In early 2020, Denise Di Novi — the producer of five Tim Burton classics, five film adaptations of Nicholas Sparks novels and two versions of “Little Women” — began an unexpected journey from Hollywood hitmaker to abstract expressionist painter. The sudden death of Scott Farrow, her husband of five years, had Di Novi drowning in sorrow. Almost immediately after, COVID-19 virtually shut down the nation, and three days into the pandemic, Di Novi decided to put her feelings on paper.

“I was trying to keep my brain from exploding and the act of drawing connected me to something else beside the panic and shock,” she recalls. “I felt I had to do it, like this was a place for both my love for my husband and for my grief to go.” She quickly moved on to paint, letting her emotions out in a flood of color and movement and slathering her canvases with texture.

“There could be 10 to 12 layers of paint and then I destroy a lot of it with knives and scrapers,” she says. “It’s a physical and emotional release. I feel anger, I feel joy.

I feel peace.
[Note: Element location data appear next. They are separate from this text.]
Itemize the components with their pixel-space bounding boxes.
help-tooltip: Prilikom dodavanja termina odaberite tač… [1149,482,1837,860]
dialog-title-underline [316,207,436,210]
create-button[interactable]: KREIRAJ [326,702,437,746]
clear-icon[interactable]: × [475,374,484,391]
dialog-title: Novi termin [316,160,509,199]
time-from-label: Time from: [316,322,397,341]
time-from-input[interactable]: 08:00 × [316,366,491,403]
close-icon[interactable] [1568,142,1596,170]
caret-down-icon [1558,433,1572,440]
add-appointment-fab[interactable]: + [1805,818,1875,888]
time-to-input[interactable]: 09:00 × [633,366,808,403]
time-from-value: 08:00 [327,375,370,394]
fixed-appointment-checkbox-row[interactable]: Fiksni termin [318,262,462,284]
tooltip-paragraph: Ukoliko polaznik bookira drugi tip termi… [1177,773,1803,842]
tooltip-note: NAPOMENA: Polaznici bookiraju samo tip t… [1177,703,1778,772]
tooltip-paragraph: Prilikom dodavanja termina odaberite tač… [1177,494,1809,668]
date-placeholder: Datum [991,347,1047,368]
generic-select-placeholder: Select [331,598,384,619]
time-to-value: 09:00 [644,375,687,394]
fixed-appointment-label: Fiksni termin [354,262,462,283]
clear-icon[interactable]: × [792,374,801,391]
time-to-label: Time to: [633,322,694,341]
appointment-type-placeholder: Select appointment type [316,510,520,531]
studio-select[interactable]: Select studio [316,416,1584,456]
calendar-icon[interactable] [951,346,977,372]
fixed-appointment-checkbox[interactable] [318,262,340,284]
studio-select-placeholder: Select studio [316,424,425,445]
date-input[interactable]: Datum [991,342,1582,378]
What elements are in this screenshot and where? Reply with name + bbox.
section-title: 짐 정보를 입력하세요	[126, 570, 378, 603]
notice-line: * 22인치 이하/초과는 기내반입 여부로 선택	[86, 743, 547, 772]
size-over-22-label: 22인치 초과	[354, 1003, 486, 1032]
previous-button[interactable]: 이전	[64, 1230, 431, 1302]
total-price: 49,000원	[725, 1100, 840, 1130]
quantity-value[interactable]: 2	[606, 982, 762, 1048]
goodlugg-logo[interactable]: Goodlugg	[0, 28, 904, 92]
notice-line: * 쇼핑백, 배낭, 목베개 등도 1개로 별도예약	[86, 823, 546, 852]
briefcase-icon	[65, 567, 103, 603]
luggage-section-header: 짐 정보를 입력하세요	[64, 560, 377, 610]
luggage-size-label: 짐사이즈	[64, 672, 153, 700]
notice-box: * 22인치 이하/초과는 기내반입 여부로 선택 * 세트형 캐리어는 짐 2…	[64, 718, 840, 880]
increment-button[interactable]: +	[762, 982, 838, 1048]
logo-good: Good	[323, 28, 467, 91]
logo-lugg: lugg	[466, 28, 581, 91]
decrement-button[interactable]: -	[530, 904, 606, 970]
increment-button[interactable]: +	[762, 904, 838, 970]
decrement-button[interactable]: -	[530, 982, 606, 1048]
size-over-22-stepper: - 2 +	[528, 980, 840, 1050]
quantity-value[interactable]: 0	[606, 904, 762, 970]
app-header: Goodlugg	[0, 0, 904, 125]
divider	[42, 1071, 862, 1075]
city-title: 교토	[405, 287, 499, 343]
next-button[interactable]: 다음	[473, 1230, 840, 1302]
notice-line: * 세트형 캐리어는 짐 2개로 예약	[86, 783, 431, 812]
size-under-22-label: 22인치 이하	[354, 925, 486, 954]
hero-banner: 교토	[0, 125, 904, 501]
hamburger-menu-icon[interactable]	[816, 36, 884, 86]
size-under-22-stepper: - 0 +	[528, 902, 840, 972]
And it connects me to the beauty in life.” Now Di Novi has her debut exhibition running through Sept.

14 at the Honarkar Foundation in Laguna Beach. Di Novi is giving all of her portion of the sales to the Selah Carefarm, a grief therapy center she attended in Arizona. The art on view defies quick categorization.

Some works reference to the Earth, the sun, the sea, underwater flora, windows and doors, but her style is r.